2. When even great news isn't good news
Congratulations to Elon Musk, who not only missed out on being owned by the Saudis, but who also celebrated Tesla's most profitable quarter ever this week.
- The Model 3 has proved to be a big hit, and Tesla hasn't even started selling it internationally yet, in countries where gasoline is a lot more expensive and demand for electric cars is correspondingly higher.
- Tesla stock rose on the news. After closing last week at $260 per share, it closed this week at $315. That's a rise of more than 20%.
- And yet: The stock is still 20% below its highs of 2017, when Tesla was losing billions of dollars a year. Great news at the corporate level isn't always good news for the stock market, especially when criminal probes still hang over the company.
At Netflix, blow-out earnings this week sent the share price soaring to $370 per share. By the end of the week, however, the stock had lost more than 15% of its value. It now trades more than 25% below the high it set in July.
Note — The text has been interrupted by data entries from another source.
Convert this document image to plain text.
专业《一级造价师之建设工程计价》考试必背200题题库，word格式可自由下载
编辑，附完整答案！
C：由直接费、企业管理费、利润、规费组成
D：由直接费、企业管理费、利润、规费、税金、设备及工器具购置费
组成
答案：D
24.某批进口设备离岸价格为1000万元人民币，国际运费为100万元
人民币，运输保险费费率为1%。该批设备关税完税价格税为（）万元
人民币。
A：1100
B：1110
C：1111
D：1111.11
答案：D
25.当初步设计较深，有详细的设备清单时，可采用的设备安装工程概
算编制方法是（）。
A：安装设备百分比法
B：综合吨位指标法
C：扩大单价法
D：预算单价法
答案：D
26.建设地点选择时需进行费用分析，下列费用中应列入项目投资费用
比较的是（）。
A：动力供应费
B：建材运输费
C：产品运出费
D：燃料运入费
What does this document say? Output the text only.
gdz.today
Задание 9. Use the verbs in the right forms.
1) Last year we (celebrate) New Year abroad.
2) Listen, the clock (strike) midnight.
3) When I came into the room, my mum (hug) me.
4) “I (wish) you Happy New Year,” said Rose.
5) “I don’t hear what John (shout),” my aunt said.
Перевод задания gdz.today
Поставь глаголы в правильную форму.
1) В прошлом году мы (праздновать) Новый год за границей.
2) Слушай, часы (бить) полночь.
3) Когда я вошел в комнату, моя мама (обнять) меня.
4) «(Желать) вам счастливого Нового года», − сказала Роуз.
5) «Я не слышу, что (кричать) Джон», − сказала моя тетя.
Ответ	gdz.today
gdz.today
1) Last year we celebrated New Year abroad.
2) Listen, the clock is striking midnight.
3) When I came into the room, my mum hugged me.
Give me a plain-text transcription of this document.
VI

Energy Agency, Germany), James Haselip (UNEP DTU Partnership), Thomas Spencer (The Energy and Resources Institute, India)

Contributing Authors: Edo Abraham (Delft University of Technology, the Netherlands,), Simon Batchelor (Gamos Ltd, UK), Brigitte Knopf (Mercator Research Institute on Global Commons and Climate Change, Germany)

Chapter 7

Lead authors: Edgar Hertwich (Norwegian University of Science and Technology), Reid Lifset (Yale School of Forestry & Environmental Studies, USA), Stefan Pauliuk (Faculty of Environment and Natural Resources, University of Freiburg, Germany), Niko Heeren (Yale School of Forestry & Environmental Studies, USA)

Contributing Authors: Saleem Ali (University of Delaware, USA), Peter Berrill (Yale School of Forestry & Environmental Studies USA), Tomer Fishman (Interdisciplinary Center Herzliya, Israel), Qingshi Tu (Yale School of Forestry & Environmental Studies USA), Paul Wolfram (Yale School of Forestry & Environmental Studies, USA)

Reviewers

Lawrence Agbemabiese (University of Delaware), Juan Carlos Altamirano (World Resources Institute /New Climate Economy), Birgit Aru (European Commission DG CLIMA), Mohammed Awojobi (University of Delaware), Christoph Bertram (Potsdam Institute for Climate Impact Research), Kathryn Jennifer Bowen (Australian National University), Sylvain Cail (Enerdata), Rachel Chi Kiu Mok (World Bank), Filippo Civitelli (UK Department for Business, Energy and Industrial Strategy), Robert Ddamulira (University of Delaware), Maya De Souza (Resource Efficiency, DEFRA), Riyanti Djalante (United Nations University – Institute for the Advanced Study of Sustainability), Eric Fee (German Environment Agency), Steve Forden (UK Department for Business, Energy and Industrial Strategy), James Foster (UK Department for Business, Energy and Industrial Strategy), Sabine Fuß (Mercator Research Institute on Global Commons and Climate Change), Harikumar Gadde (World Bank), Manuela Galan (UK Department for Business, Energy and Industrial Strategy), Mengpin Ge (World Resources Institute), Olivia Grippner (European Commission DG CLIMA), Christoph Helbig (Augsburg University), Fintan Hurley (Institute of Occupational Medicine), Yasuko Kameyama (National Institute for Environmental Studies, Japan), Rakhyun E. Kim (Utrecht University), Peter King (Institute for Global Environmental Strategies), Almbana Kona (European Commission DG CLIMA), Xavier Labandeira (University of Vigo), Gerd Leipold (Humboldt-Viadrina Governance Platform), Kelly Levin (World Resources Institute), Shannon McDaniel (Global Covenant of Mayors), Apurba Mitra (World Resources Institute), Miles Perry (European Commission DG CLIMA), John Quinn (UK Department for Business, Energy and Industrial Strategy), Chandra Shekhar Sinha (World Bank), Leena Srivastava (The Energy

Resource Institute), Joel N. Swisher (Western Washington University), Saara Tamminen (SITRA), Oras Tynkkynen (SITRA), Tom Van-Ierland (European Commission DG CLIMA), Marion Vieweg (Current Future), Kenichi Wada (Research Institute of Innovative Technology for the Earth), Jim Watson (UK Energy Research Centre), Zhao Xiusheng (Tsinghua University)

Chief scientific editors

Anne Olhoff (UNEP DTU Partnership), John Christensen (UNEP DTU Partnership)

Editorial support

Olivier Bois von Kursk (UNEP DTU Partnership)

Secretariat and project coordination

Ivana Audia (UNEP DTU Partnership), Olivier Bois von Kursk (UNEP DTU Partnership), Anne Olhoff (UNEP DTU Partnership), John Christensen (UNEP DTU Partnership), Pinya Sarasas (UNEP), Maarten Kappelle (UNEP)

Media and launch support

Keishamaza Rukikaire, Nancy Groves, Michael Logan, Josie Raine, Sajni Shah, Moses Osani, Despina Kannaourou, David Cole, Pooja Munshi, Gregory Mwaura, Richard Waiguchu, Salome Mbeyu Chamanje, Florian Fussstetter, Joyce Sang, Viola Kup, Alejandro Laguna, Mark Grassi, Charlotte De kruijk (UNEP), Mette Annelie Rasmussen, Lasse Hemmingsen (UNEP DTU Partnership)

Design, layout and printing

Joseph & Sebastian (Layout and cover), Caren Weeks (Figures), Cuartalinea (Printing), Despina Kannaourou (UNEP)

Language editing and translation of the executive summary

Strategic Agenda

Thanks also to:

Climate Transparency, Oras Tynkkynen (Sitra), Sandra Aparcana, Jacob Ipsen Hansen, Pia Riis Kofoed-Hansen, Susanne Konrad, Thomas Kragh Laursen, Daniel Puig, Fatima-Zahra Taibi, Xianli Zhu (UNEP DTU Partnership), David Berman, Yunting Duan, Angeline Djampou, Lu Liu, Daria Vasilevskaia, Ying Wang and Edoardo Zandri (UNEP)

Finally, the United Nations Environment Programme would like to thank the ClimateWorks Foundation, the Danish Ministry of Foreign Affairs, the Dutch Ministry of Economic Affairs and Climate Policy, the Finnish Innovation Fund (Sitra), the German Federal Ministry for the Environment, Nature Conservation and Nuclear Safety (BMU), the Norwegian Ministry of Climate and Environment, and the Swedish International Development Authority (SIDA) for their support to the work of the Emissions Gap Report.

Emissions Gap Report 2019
The economy as a whole has now printed two blockbuster back-to-back quarters of 4.2% and 3.5% GDP growth respectively. The stock market, on the other hand, is basically flat year-to-date, and is down 10% from its early-October highs. That's correction territory.
The bottom line: Stock-price valuations are weird, and don't do a great job of reflecting present-day fundamentals. Corporate America, as a whole, is looking very healthy right now. It's worth remembering that current share prices would look fantastic if they hadn't been so ridiculously frothy in the recent past.